Sometimes I go on trips where I only take the iPad, to places where there probably won’t be enough time on an Internet connection with a high enough upload speed to upload many GB of photos and videos through Lightroom before newer captures fill up the iPad. For those trips, I now also bring a tiny external SSD and a USB-C hub with a card slot. This lets me use an iPad to back up images directly from a camera card to the SSD, completely bypassing and not consuming iPad internal storage. (This requires an iPad with a USB-C port; although it’s possible with Lightning port iPads it’s much too painful to manage on those.)
Lightroom is not involved in this workflow because it cannot directly edit files stored in the iPad local file system, which means it can’t directly edit images stored in the iOS Files app (on the iPad or on an external SSD). Lightroom for iOS can edit only images that it imports (copies into its private space on the iPad for upload).

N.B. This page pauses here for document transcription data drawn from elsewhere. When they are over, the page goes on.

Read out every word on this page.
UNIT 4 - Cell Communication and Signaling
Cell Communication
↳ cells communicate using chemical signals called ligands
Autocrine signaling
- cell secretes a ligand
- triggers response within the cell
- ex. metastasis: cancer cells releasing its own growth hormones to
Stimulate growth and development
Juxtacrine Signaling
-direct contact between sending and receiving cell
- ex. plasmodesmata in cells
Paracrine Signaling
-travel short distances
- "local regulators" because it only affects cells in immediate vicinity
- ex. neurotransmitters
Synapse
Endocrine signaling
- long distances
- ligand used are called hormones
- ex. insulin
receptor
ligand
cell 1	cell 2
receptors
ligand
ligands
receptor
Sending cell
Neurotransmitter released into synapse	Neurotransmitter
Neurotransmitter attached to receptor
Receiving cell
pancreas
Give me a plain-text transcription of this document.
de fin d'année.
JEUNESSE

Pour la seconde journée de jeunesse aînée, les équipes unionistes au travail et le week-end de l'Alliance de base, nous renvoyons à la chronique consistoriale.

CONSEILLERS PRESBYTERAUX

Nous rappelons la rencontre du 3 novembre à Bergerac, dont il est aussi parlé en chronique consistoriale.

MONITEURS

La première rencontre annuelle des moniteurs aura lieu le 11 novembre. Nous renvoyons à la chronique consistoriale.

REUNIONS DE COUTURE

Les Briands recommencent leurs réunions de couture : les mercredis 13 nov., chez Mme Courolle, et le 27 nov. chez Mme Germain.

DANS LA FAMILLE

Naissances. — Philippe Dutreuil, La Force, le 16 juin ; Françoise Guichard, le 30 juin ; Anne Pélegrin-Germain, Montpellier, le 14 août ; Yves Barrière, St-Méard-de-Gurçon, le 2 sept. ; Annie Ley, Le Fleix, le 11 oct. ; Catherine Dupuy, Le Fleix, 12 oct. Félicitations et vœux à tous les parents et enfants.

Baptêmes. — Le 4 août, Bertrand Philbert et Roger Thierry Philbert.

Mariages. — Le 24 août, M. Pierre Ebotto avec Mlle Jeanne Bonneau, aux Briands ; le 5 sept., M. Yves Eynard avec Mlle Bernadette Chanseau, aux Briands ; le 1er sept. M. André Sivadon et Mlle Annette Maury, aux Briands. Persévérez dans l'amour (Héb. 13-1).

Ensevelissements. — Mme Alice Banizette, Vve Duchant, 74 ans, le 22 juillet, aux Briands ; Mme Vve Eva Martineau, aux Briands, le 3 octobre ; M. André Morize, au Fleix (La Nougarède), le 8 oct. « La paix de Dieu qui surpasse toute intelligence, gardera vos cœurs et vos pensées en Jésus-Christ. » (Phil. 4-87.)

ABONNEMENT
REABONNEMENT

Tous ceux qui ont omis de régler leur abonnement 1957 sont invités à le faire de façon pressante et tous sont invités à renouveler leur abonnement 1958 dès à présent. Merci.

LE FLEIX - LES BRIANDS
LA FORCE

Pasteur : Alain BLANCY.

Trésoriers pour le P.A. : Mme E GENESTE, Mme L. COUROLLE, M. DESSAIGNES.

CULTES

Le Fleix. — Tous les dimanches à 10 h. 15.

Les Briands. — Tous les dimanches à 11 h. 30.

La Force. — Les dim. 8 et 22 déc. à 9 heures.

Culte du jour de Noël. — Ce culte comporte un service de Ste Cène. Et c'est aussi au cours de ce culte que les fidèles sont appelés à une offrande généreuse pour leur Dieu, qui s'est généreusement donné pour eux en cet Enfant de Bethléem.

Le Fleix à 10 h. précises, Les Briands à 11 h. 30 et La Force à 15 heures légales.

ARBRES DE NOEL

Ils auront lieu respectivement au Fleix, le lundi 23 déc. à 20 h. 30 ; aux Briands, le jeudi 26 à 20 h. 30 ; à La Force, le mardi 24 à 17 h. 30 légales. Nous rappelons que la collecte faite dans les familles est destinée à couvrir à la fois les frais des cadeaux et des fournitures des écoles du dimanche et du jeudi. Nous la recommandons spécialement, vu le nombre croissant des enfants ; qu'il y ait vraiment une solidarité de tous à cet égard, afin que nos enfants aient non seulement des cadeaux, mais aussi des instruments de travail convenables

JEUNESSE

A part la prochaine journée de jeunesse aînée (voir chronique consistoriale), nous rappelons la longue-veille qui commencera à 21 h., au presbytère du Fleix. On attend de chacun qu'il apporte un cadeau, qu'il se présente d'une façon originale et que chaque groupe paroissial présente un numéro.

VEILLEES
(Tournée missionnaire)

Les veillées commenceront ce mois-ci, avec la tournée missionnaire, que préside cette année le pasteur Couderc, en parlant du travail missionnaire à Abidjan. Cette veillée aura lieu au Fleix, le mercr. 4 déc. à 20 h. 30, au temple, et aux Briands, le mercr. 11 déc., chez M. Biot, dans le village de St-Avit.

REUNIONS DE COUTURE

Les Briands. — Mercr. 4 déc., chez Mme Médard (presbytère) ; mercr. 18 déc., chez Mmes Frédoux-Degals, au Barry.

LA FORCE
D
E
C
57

If I want to do a quick edit/share of images of images on the road with this workflow, I use the iPad app
Nitro, which supports raw files and can directly edit images in local folders and external volumes connected to the iPad. (Of course, the disadvantage is that Nitro edits can’t be read by Lightroom Classic later.)
Because Nitro supports raw files, there is no need to shoot raw+JPEG. If you only wanted to preview the photos in the iOS Files app, and if iOS already supports your camera’s raw files, iOS QuickLook can preview them right there in the Files app without opening any other app, so again no need to shoot raw+JPEG. I’ve never found a good reason to shoot raw+JPEG, all my cameras have always been set to just shoot raw.
If it’s a trip where I bring my Mac laptop, I use backup/sync software to automatically ensure that the external SSD backup of the camera cards is complete and up to date at the end of each day. To reproduce this workflow using only the iPad, I use the app
Sync Folders, which works a lot like the Mac apps Chronosync or Carbon Copy Cloner: It supports folder comparison/sync across volumes, multiple backup/sync modes, and presets. I just point it to the SD card in the hub, and also to the card backup folder in the SSD, and tell it to compare them and copy any new files to the external SSD.
On a recent trip I lost a tiny microSD card. The only reason I still have everything that was on that card is because it was backed up to the SSD before I lost the card.
When I get home, I import everything into Lightroom Classic.